Preparation of a cDNA library and preliminary assessment of 1400 genes from mouse growth cartilage.

Abstract

Cartilage is an inconvenient tissue for the isolation of mRNA, and this has hampered studies of its component mRNAs conducted to date. Here, we describe the preparation of a good quality cDNA library from mouse growth cartilage (mGC). A total of 1.7 microg of poly(A)+ RNA was obtained from about 1200 pieces of the mGC zone of 60 young mice (BALB/c, 4 weeks old). Using this poly(A)+ RNA, we constructed a cDNA library using the pAP3neo vector by the linker-primer method. The complexity of the cDNA library was 2.6 x 106 colony-forming units (cfu), which signified that almost all of the mRNA components in the mGC were present in this cDNA library. From this library, 1401 clones were randomly selected and their insert sizes were examined. Of these clones, 166 (12%) had no inserts, 466 (33%) had inserts ranging in size from 0-0.9 kbp, 480 (34%) had inserts of 1. 0-1.9 kbp, 162 (12%) had inserts of 2.0-2.9 kbp, and 127 (9%) had sizes greater than 3.0 kbp. The average insert size was 1.45 kbp. The number of cfu and the insert size data qualified this library as of reasonably good quality.
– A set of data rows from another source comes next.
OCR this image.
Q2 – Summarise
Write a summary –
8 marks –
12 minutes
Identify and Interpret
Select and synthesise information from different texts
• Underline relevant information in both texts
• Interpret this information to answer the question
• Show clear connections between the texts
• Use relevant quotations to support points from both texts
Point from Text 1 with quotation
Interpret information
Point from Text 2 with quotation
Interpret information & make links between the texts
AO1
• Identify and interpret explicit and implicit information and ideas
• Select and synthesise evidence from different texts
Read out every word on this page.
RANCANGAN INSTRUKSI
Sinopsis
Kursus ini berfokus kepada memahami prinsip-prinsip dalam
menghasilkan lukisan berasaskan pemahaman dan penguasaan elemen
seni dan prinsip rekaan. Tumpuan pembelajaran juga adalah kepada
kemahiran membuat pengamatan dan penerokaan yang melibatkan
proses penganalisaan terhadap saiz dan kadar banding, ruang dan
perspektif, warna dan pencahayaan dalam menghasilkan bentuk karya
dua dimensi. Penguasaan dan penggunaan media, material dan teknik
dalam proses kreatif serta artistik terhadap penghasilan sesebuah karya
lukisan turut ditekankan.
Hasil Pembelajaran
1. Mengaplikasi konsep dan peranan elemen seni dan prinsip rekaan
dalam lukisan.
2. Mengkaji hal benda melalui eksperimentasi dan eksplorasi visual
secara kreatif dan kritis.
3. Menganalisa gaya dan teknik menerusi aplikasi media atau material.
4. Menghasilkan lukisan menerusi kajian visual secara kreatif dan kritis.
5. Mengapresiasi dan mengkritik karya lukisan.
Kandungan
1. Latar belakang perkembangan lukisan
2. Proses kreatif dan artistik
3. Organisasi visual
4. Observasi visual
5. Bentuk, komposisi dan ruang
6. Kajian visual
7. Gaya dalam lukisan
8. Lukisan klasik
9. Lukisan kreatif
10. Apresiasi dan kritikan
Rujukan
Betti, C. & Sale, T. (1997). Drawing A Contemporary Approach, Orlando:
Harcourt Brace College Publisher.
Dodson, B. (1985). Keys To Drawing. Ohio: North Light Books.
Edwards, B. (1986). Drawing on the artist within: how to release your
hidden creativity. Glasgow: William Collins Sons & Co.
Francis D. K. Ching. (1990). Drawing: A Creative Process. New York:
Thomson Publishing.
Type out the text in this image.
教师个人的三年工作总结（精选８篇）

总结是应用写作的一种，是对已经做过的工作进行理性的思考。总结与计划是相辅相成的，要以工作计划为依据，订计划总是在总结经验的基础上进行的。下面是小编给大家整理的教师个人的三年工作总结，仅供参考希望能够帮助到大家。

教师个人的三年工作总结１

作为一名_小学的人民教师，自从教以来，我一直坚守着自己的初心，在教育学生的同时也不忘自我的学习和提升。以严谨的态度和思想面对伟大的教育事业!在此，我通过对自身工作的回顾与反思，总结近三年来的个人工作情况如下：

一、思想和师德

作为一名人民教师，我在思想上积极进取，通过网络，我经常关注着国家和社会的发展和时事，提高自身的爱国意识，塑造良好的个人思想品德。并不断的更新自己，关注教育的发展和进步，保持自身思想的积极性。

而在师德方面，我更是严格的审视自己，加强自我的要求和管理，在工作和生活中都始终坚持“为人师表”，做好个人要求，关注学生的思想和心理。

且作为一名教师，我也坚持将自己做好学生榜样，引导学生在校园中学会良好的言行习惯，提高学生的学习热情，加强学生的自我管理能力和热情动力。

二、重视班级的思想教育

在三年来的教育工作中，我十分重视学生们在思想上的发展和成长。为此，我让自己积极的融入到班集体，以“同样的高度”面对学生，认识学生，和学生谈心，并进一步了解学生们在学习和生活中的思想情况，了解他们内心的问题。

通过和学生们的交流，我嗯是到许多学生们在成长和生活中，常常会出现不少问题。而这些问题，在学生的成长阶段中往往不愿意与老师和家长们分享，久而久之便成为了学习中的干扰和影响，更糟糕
Clones with an insert size greater than 1 kbp (769 clones) were sequenced from their 5' ends. Among the 769 clones examined, 608 gave sequence data. Among these, 196 (32%) were unknown, 2 were only poly A, and 410 (67%) coded for known proteins. Of these, 55 clones coded for type II (pro)collagen, 54 for osteonectin, and 22 for other cartilage collagens (type IX, type X, and type XI). The rest included cartilage extracellular matrix genes, general cellular genes, and others. To judge further the quality of the library, 45 species coding for type II collagen chain were aligned based on their 5' end sequences. Three species (7%) contained almost the full-length insert, and the shortest one was 1. 5 kbp in length (full-length 5.6 kbp). These data show that this cDNA library is of reasonably good quality, making it likely that the large number of unknown inserts (32%) will provide a suitable pool for the identification and functional determination of new GC genes.